Desumoylation of NE by the SUMO protease SENP2 inhibits 3′ processing and blocks the formation of polyadenylation-specific complexes. (A) ³²P-labeled pG3L3-pre-RNA was incubated under cleavage/polyadenylation conditions following preincubation with buffer (lane 1) or 50 ng, 100 ng, 500 ng, and 1 μg wt SENP2 (lanes 2, 3, 4, and 5, respectively). RNAs were resolved by denaturing PAGE. (B) ³²P-labeled pG3SVL-A pre-RNA (SVL) was incubated under cleavage conditions following preincubation with buffer (lane 1); 50 ng, 100 ng, 500 ng, and 1 μg wt SENP2 (lanes 2, 3, 4, and 5, respectively); or 1 μg DM SENP2 (lane 6).

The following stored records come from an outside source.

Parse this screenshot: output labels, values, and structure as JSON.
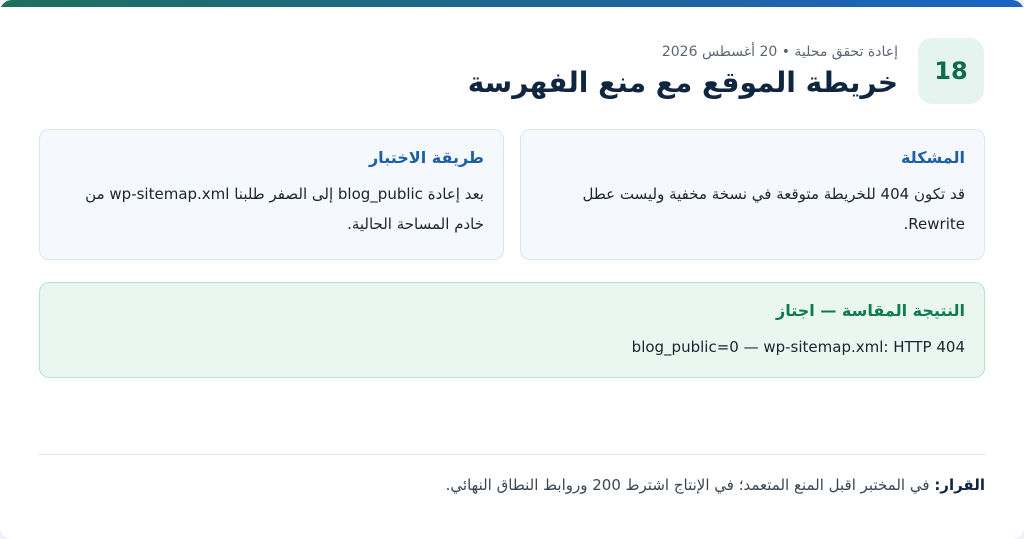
{
  "header": {
    "number": "18",
    "meta": "إعادة تحقق محلية • 20 أغسطس 2026",
    "title": "خريطة الموقع مع منع الفهرسة"
  },
  "problem": {
    "heading": "المشكلة",
    "body": "قد تكون 404 للخريطة متوقعة في نسخة مخفية وليست عطل Rewrite."
  },
  "method": {
    "heading": "طريقة الاختبار",
    "body": "بعد إعادة blog_public إلى الصفر طلبنا wp-sitemap.xml من خادم المساحة الحالية."
  },
  "result": {
    "heading": "النتيجة المقاسة — اجتاز",
    "body": "blog_public=0 — wp-sitemap.xml: HTTP 404"
  },
  "decision": {
    "label": "القرار:",
    "text": "في المختبر اقبل المنع المتعمد؛ في الإنتاج اشترط 200 وروابط النطاق النهائي."
  },
  "colors": {
    "accent_green": "#0f7b55",
    "accent_blue": "#1d5fa6",
    "title": "#0f2540"
  }
}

RNAs were resolved by denaturing PAGE. (C) ³²P-labeled pG3SVL-A precleaved pre-mRNA (pre-SVL) was incubated under polyadenylation conditions after preincubation as described above. Pre-RNA, 5′ cleaved products, and the polyadenylated products are indicated on the right in all panels. (D) Standard cleavage/polyadenylation reaction mixtures using ³²P-labeled pG3SVL-A pre-RNA were assembled with buffer (lane 1) or NE (lane 3). Reaction mixtures using ³²P-labeled pG3SVL-AAAAAA mutant RNA were assembled with NE (lane 2). Following incubation, complexes were resolved by nondenaturing PAGE. Positions of free pG3SVL-A pre-RNA substrate polyadenylation-specific complexes and nonspecific complexes are indicated. (E) Standard reaction mixtures were assembled with NE as above, and preincubation was carried out with buffer (lane 1); 50 ng, 100 ng, 500 ng, and 1 μg wt SENP2 (lanes 2, 3, 4, and 5, respectively); or 1 μg DM SENP2 (lane 6) before the addition of ³²P-labeled pG3SVL-A pre-RNA. Complexes were analyzed as described for panel D.